Leaders play a critical role in the implementation of Social Emotional Learning (SEL) in schools. As a reminder, there are 5 competencies of SEL, they are as follows; self-awareness, self-management, social awareness, relationship skills and decision making. Several leaders from around the region gathered on March 10th to spend the day with Dr. Maurice Elias of Rutgers University to learn about just how significant their role is in the task of prioritizing and expanding SEL in our area schools.
Although SEL has been an educational priority for decades, attention to such learning has increased a great deal recently. Why? One reason is the mounting scientific evidence that proposes that SEL skills play a vital role in success in school and life beyond school, including one’s ability to understand and manage their emotions. Throughout the day, school leaders reflected on the significant impact that mental health and trauma have had on their students, families and communities, as well as the urgent need for SEL within the context of the school day. Additionally, interpersonal skills are in high demand from businesses around the world. Employers want people that are able to communicate and interact well with others.

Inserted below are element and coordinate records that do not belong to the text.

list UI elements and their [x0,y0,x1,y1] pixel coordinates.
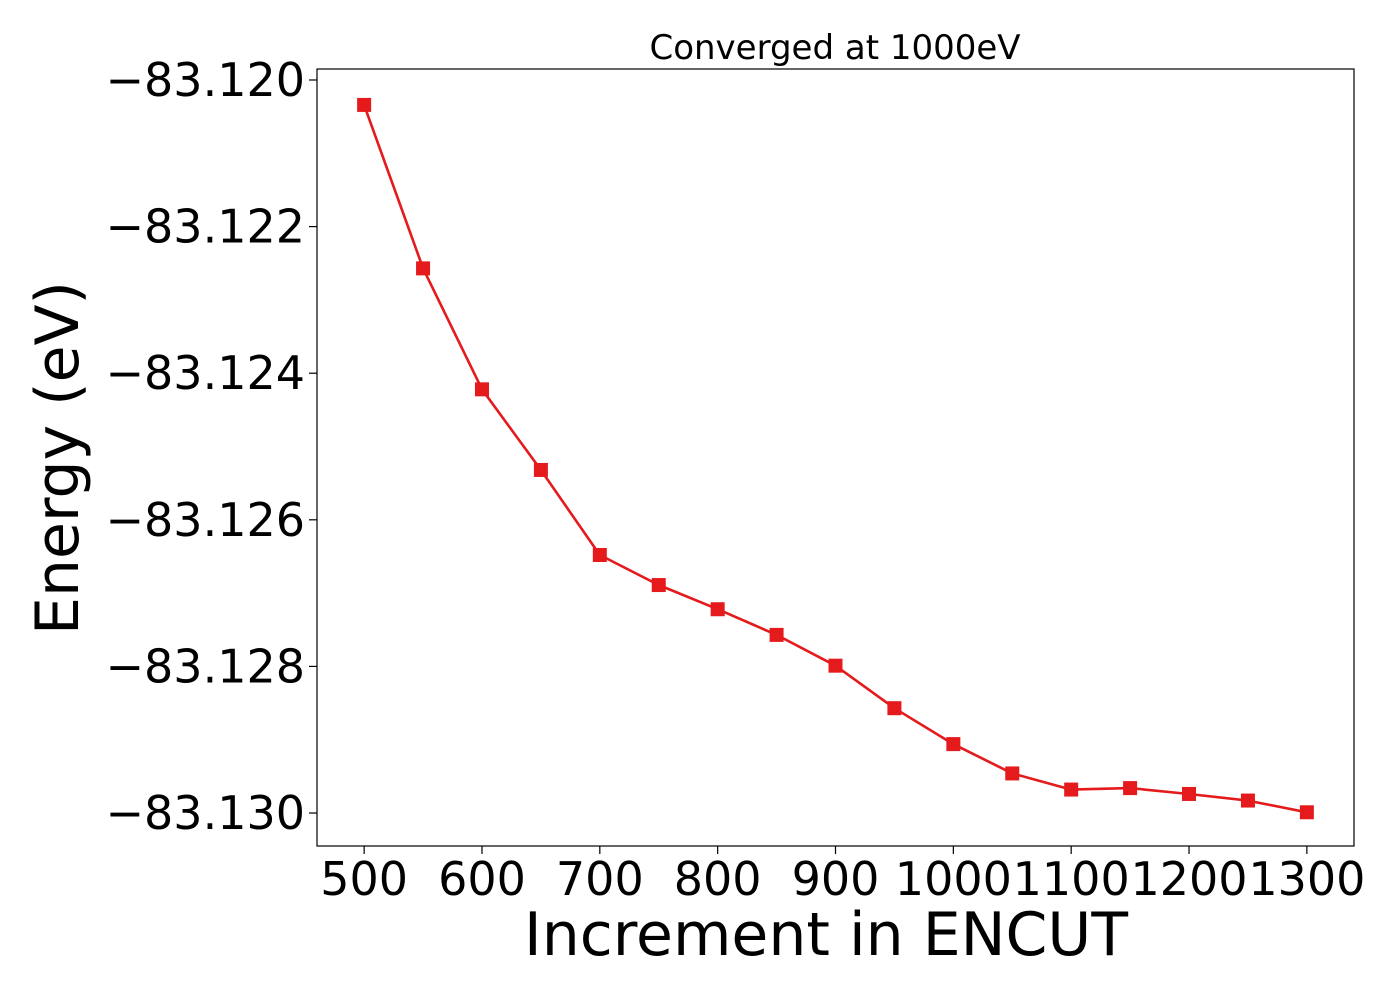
x-tick-label: 1000 [895,852,1012,906]
data-point [533,462,548,477]
x-tick-label: 700 [556,852,644,906]
y-tick-label: −83.122 [106,200,306,254]
chart-title: Converged at 1000eV [649,28,1020,68]
y-tick-label: −83.120 [106,53,306,107]
x-tick-label: 900 [792,852,880,906]
x-tick-label: 500 [320,852,408,906]
data-point [651,578,666,593]
y-tick-label: −83.130 [106,786,306,840]
y-tick-label: −83.126 [106,493,306,547]
x-tick-label: 600 [438,852,526,906]
data-point [1182,786,1197,801]
data-point [1240,793,1255,808]
data-point [1299,805,1314,820]
plot-frame [316,68,1355,847]
x-axis-label: Increment in ENCUT [524,900,1128,970]
data-point [1064,782,1079,797]
x-tick-label: 1200 [1130,852,1247,906]
data-point [710,602,725,617]
x-tick-label: 1100 [1013,852,1130,906]
y-axis: −83.120 −83.122 −83.124 −83.126 −83.128 −83.1… [106,53,317,840]
data-point [887,701,902,716]
y-tick-label: −83.128 [106,639,306,693]
data-point [769,627,784,642]
x-tick-label: 800 [674,852,762,906]
data-point [474,382,489,397]
x-axis: 500 600 700 800 900 1000 1100 1200 1300 [320,846,1365,906]
series-line [362,104,1308,814]
data-point [946,737,961,752]
data-point [357,97,372,112]
data-point [1123,781,1138,796]
data-point [828,658,843,673]
y-tick-label: −83.124 [106,346,306,400]
series-layer [357,97,1314,820]
y-axis-label: Energy (eV) [23,281,93,635]
data-point [1005,766,1020,781]
data-point [416,261,431,276]
data-point [592,547,607,562]
x-tick-label: 1300 [1248,852,1365,906]
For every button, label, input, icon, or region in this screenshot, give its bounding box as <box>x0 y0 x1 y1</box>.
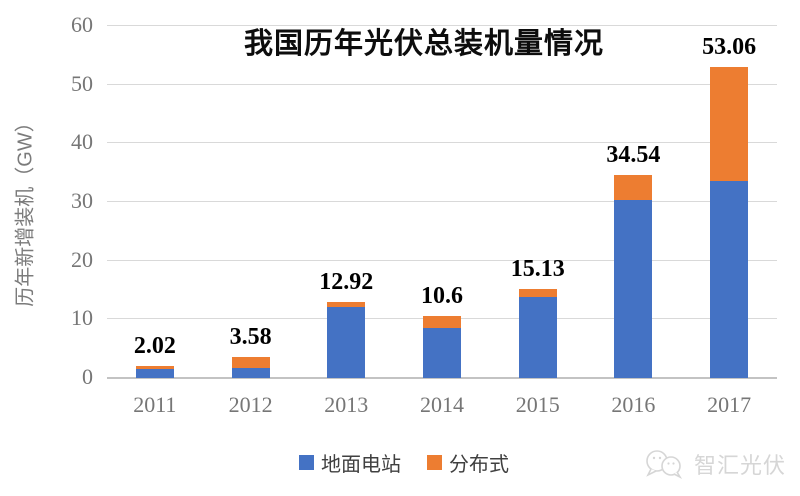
gridline-y-20 <box>107 259 777 261</box>
x-tick-label-2012: 2012 <box>228 392 273 417</box>
chart-title: 我国历年光伏总装机量情况 <box>243 28 605 60</box>
plot-area: 2.02 2011 3.58 2012 12.92 2013 10.6 2014 15.13 20… <box>107 25 777 417</box>
legend-item-ground: 地面电站 <box>299 448 401 477</box>
x-tick-label-2011: 2011 <box>133 392 177 417</box>
y-tick-label-0: 0 <box>82 364 93 389</box>
x-tick-label-2016: 2016 <box>611 392 656 417</box>
chat-bubbles-icon <box>646 450 683 479</box>
gridline-y-50 <box>107 83 777 85</box>
x-tick-label-2015: 2015 <box>515 392 560 417</box>
y-tick-label-40: 40 <box>71 129 93 155</box>
data-label-2013: 12.92 <box>319 269 374 296</box>
bar-2013-distributed <box>327 302 366 307</box>
y-tick-label-20: 20 <box>71 246 93 272</box>
data-label-2015: 15.13 <box>510 256 565 283</box>
watermark: 智汇光伏 <box>644 448 786 480</box>
x-tick-label-2013: 2013 <box>324 392 369 417</box>
x-tick-label-2014: 2014 <box>420 392 464 417</box>
bar-2014-ground <box>423 327 461 378</box>
y-tick-label-30: 30 <box>71 188 93 213</box>
bar-2011-distributed <box>135 366 174 370</box>
bar-2013-ground <box>327 306 366 378</box>
gridline-y-30 <box>107 201 777 202</box>
gridline-y-40 <box>107 142 777 144</box>
bar-2011-ground <box>135 369 174 378</box>
bar-2016-ground <box>614 200 653 378</box>
bar-2012-distributed <box>231 357 270 369</box>
legend-item-distributed: 分布式 <box>427 448 509 477</box>
bar-2017-distributed <box>710 66 749 181</box>
y-tick-label-50: 50 <box>71 70 93 96</box>
y-tick-label-10: 10 <box>71 305 93 331</box>
legend-swatch-icon <box>427 455 442 470</box>
data-label-2012: 3.58 <box>229 324 272 350</box>
legend-swatch-icon <box>299 455 314 470</box>
data-label-2017: 53.06 <box>702 33 757 60</box>
watermark-text: 智汇光伏 <box>693 453 786 478</box>
x-tick-label-2017: 2017 <box>707 392 752 417</box>
bar-2017-ground <box>710 180 749 378</box>
bar-2014-distributed <box>423 315 461 328</box>
data-label-2011: 2.02 <box>133 333 176 360</box>
bar-2015-ground <box>518 297 557 378</box>
bar-2016-distributed <box>614 175 653 201</box>
data-label-2014: 10.6 <box>421 282 463 309</box>
gridline-y-0 <box>107 377 777 379</box>
legend-label: 分布式 <box>449 454 509 476</box>
legend: 地面电站 分布式 <box>299 448 509 477</box>
legend-label: 地面电站 <box>321 454 401 476</box>
bar-2012-ground <box>231 368 270 378</box>
gridline-y-60 <box>107 25 777 26</box>
bar-2015-distributed <box>518 289 557 298</box>
y-tick-label-60: 60 <box>71 12 93 37</box>
data-label-2016: 34.54 <box>606 142 661 169</box>
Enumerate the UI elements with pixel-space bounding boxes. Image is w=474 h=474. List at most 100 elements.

So what do school leaders need for effective SEL leadership? First and foremost, they themselves must possess or improve upon their own SEL skills and SEL leadership skills. In the words of Dr. Elias, “The future of Social Emotional Learning (SEL) and Social Emotional Character Development (SECD) depends more than ever on the quality of leadership within schools and school districts, both generally and as focused on SEL/SECD.” Additionally, a clear vision, an understanding of the interrelationship between school climate and SEL, a current climate assessment, the ability to manage improvement/change initiatives and finally, the ability to inspire.
Despite all of the learning that took place around the leadership role of comprehensive SEL implementation in early March, our leaders collectively realized that while we have many strengths in this area, we have work to do. No improvement initiative is simple, it cannot be remedied with a “quick fix,” it takes time and persistence. Some of the actionable goals for leaders that are vital, include, infrastructure development, school identity clarification integration, climate/culture/skills assessments, promotion of student voice, connection to existing mandates and making connections with schools/districts that are “walking the walk.”
We look forward to facilitating meaningful, collaborative experiences that center around SEL Leadership and Implementation to continue the necessary steps towards improvement. Together, we must guarantee that students are in a positive school climate and will systemically learn social-emotional competencies and character virtues essential for life, this cannot be optional.